Можно привести к себе кого угодно и никому до этого нет дела. Если соблюдать, понятно, правила игры, не зарываться.

Все это, естественно, возможно в приличной гостинице, когда у тебя отдельный номер с удобствами и, желательно, подальше от дежурной по этажу.

И вот у него этот отдельный номер, который он добыл лихим кавалерийским наскоком, за окном шумит, высится этажами Москва, а радости нет.

Не потому ли, что «кавалерийский наскок» обошелся недешево? Раньше все держалось на чистом обаянии, а на этот раз пришлось вложить в паспорт четвертную.

Улучил момент, выбрал в окошке девицу попрожженней и протянул через головы паспорт: «Посмотрите броню...» Тут важно не топтаться, проявить спокойную уверенность, стать на пару минут нахалом. «Чья броня?» — спросила девица, и он назвал журнал, куда был приглашен на совещание. Назвал, заранее зная, что здесь никакой брони нет, что участников таких совещаний расселяют в лучшем случае где-нибудь в районе Останкина, но надо было подыграть, и он подыграл и был вознагражден листочком, который девица вложила в паспорт вместо четвертной.

Заполняя листок, Леонид Михайлович в графе о сроке пребывания написал: 20 февраля. Вряд ли он будет в Москве три недели, однако чем черт ни шутит...

И в прежние времена, говоря по совести, все это держалось не на одном только обаянии — приходилось отдариваться, но так вот жестко, по-деловому довелось действовать впервые. «Года к суровой прозе клонят...» Но, может, дело не в одних годах и ушедшей молодости, а в ужесточении ритма самой жизни?

Оставив в номере чемодан, вышел пройтись. Никакой программы на сегодняшний вечер не было, и Леонид Михайлович решил не торопить события. В тот, первый момент он все-таки испытывал облегчение: главная проблема всякого приезжего человека решена. Номер казался уютным, гостиница солидной, Москва величественной. Знал: пройдет совсем немного и выяснится, что от окна дует, а кран горячей воды в ванне скручен, телевизор расстроен, а в буфете на этаже бессовестно обсчитывают и кофе готовят невыносимо жидкий...

С Москвой было связано слишком многое, чтобы любить ее или не любить, однако в разное время она встречала его по-разному.
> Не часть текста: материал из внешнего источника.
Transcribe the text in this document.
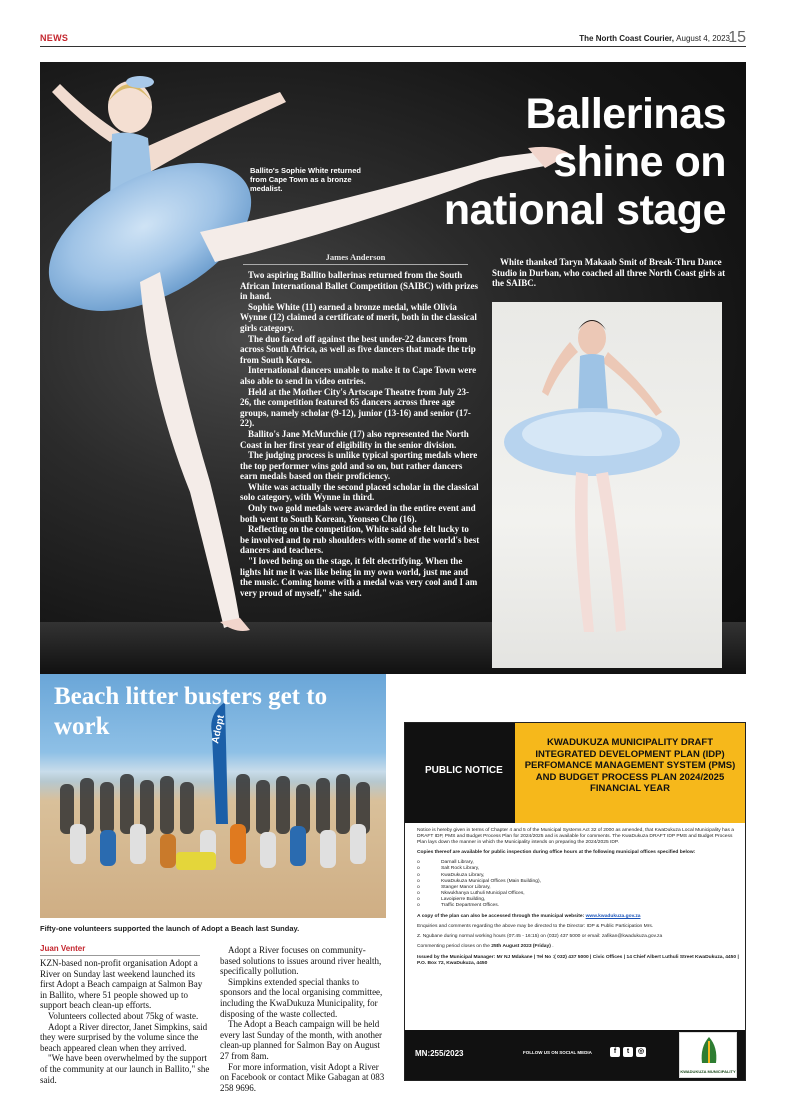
NEWS	The North Coast Courier, August 4, 2023
15
Ballerinas
shine on
national stage
Ballito's Sophie White returned from Cape Town as a bronze medalist.
James Anderson

Two aspiring Ballito ballerinas returned from the South African International Ballet Competition (SAIBC) with prizes in hand.

Sophie White (11) earned a bronze medal, while Olivia Wynne (12) claimed a certificate of merit, both in the classical girls category.

The duo faced off against the best under-22 dancers from across South Africa, as well as five dancers that made the trip from South Korea.

International dancers unable to make it to Cape Town were also able to send in video entries.

Held at the Mother City's Artscape Theatre from July 23-26, the competition featured 65 dancers across three age groups, namely scholar (9-12), junior (13-16) and senior (17-22).

Ballito's Jane McMurchie (17) also represented the North Coast in her first year of eligibility in the senior division.

The judging process is unlike typical sporting medals where the top performer wins gold and so on, but rather dancers earn medals based on their proficiency.

White was actually the second placed scholar in the classical solo category, with Wynne in third.

Only two gold medals were awarded in the entire event and both went to South Korean, Yeonseo Cho (16).

Reflecting on the competition, White said she felt lucky to be involved and to rub shoulders with some of the world's best dancers and teachers.

"I loved being on the stage, it felt electrifying. When the lights hit me it was like being in my own world, just me and the music. Coming home with a medal was very cool and I am very proud of myself," she said.

White thanked Taryn Makaab Smit of Break-Thru Dance Studio in Durban, who coached all three North Coast girls at the SAIBC.
Olivia Wynne danced her way to a certificate of merit.
Adopt
Beach litter busters get to work
Fifty-one volunteers supported the launch of Adopt a Beach last Sunday.
Juan Venter

KZN-based non-profit organisation Adopt a River on Sunday last weekend launched its first Adopt a Beach campaign at Salmon Bay in Ballito, where 51 people showed up to support beach clean-up efforts.

Volunteers collected about 75kg of waste.

Adopt a River director, Janet Simpkins, said they were surprised by the volume since the beach appeared clean when they arrived.

"We have been overwhelmed by the support of the community at our launch in Ballito," she said.

Adopt a River focuses on community-based solutions to issues around river health, specifically pollution.

Simpkins extended special thanks to sponsors and the local organising committee, including the KwaDukuza Municipality, for disposing of the waste collected.

The Adopt a Beach campaign will be held every last Sunday of the month, with another clean-up planned for Salmon Bay on August 27 from 8am.

For more information, visit Adopt a River on Facebook or contact Mike Gabagan at 083 258 9696.

PUBLIC NOTICE
KWADUKUZA MUNICIPALITY DRAFT
INTEGRATED DEVELOPMENT PLAN (IDP)
PERFOMANCE MANAGEMENT SYSTEM (PMS)
AND BUDGET PROCESS PLAN 2024/2025
FINANCIAL YEAR

Notice is hereby given in terms of Chapter 4 and 5 of the Municipal Systems Act 32 of 2000 as amended, that KwaDukuza Local Municipality has a DRAFT IDP, PMS and Budget Process Plan for 2024/2025 and is available for comments. The KwaDukuza DRAFT IDP PMS and Budget Process Plan lays down the manner in which the Municipality intends on preparing the 2024/2025 IDP.

Copies thereof are available for public inspection during office hours at the following municipal offices specified below:

o Darnall Library,
o Salt Rock Library,
o KwaDukuza Library,
o KwaDukuza Municipal Offices (Main Building),
o Stanger Manor Library,
o Nkwukhanya Luthuli Municipal Offices,
o Lavoipierre Building,
o Traffic Department Offices.

A copy of the plan can also be accessed through the municipal website: www.kwadukuza.gov.za

Enquiries and comments regarding the above may be directed to the Director: IDP & Public Participation Mrs.

Z. Ngubane during normal working hours (07:45 - 16:15) on (032) 437 5000 or email: zafikan@kwadukuza.gov.za

Commenting period closes on the 25th August 2023 (Friday) .

Issued by the Municipal Manager: Mr NJ Mdakane | Tel No :( 032) 437 5000 | Civic Offices | 14 Chief Albert Luthuli Street KwaDukuza, 4450 | P.O. Box 72, KwaDukuza, 4450

MN:255/2023	FOLLOW US ON SOCIAL MEDIA	f	t	◎
KWADUKUZA MUNICIPALITY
Бывало, поворачивалась теплым, мягким боком, а то приходилось набивать шишки, натыкаться на углы. На этот раз все будет проще. Ему ничего от Москвы не нужно. Приехал, поживет и уедет. В вестибюле по-прежнему толпились командировочные. Какой-то почтенный лысый гражданин в пальто с каракулевым воротником гневно выговаривал той самой девице-администратору. Слышалось: «Министерство... Госплан... Управляющий трестом...» Дурачок. Плевать этой девице на то, что ты где-то там у себя, в Завертяевске или Губошлепове, управляешь трестом. Не таких видали.

Немолодой человек, а ведет себя глупо. «Качает права» — так, кажется, это называлось в дни нашей молодости. Тут два варианта: или ты заведомо имеешь право, или изловчись. А этот, как видно, привык у себя в Губошлепове брать горлом. Но здесь, мой милый, Москва. Здесь от тебя никто не зависит, никому ты не страшен, вот и болтаешься, как дерьмо в невесомости.
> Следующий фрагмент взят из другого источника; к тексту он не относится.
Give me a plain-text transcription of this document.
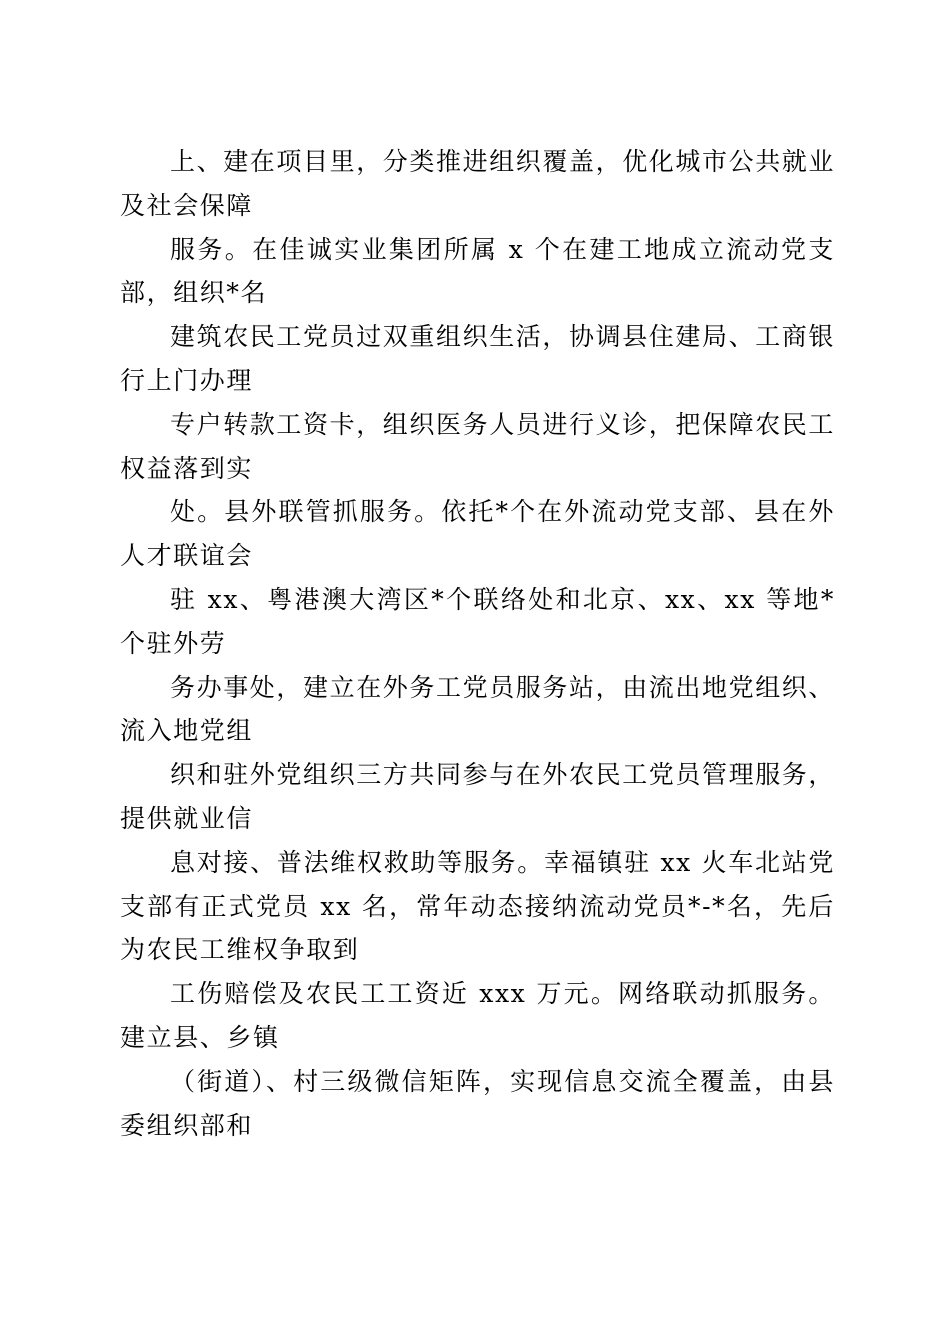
上、建在项目里，分类推进组织覆盖，优化城市公共就业及社会保障

服务。在佳诚实业集团所属 x 个在建工地成立流动党支部，组织*名

建筑农民工党员过双重组织生活，协调县住建局、工商银行上门办理

专户转款工资卡，组织医务人员进行义诊，把保障农民工权益落到实

处。县外联管抓服务。依托*个在外流动党支部、县在外人才联谊会

驻 xx、粤港澳大湾区*个联络处和北京、xx、xx 等地*个驻外劳

务办事处，建立在外务工党员服务站，由流出地党组织、流入地党组

织和驻外党组织三方共同参与在外农民工党员管理服务，提供就业信

息对接、普法维权救助等服务。幸福镇驻 xx 火车北站党支部有正式党员 xx 名，常年动态接纳流动党员*-*名，先后为农民工维权争取到

工伤赔偿及农民工工资近 xxx 万元。网络联动抓服务。建立县、乡镇

（街道）、村三级微信矩阵，实现信息交流全覆盖，由县委组织部和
У входа в ресторан, как всегда, очередь.

Леонид Михайлович вышел на улицу.

Всякий раз при взгляде на те из московских улиц, где особенно сильно движение, на ум приходило одно и то же: ринувшиеся на зеленый глазок светофора машины напоминали взбесившееся стадо, хотя никогда в жизни он такого стада не видел. Машины фыркали, рычали, грохотали, в тесноте и давке обгоняли друг друга, то ли удирая от неведомой опасности, то ли мчась на врага, чтобы смять его, затоптать тысячами колес.

Машины двигались однако не сплошным потоком, а как бы сгустками, порциями, «квантами», словно их проталкивало своими толчками некое сердце. И он подумал, что это сердце огромного головоногого, моллюска, спрута — пугающего наше воображение слизняка. Природа наделила эти существа силой, а теперь кое-кто из людей ученых с осторожностью, робостью признает будто бы за ними и непонятный нам темный разум...

В своей склонности к праздномыслию (так определяла это жена) Леонид Михайлович уподобил было людей — и себя в том числе — мельчайшим тварям, микроскопическим созданиям, которые, заполняя пустоты, щели в нутре этого монстра и перемещаясь в нем, иногда подкармливают его, снабжают необходимым, а то переносят болезни, несут разрушение... Впрочем, он тут же привычно пресек эту мысль, потому что боялся таких уводящих бог весть куда, расслабляющих мыслей.

Он просто стоял у гостиницы и смотрел на Москву. Впервые за долгие годы без сожаления и горечи. Он перестал чувствовать себя москвичом. Отболело. Москва стала чужим городом.

Пульсировала улица, сеялся редкий снежок, было промозгло и сыро, плыла грязь по тротуару, и он думал: у нас, на севере, сейчас лучше.

Однако отрешиться от былой привязанности совсем не значит перестать признавать достоинства. А они у Москвы были. Те же букинистические магазинчики, где Леонид Михайлович в каждый приезд находил что-нибудь интересное. Покупал, правда, с каждым приездом все меньше. Иногда, узнав цену книги, только покачивал головой.

В давно знакомом магазинчике ничего не переменилось. Даже девушка за прилавком стояла та же и все так же рассеянно барабанила пальчиками по стеклу. Обратив внимание на эти пальчики, он чуть улыбнулся: замуж так и не вышла...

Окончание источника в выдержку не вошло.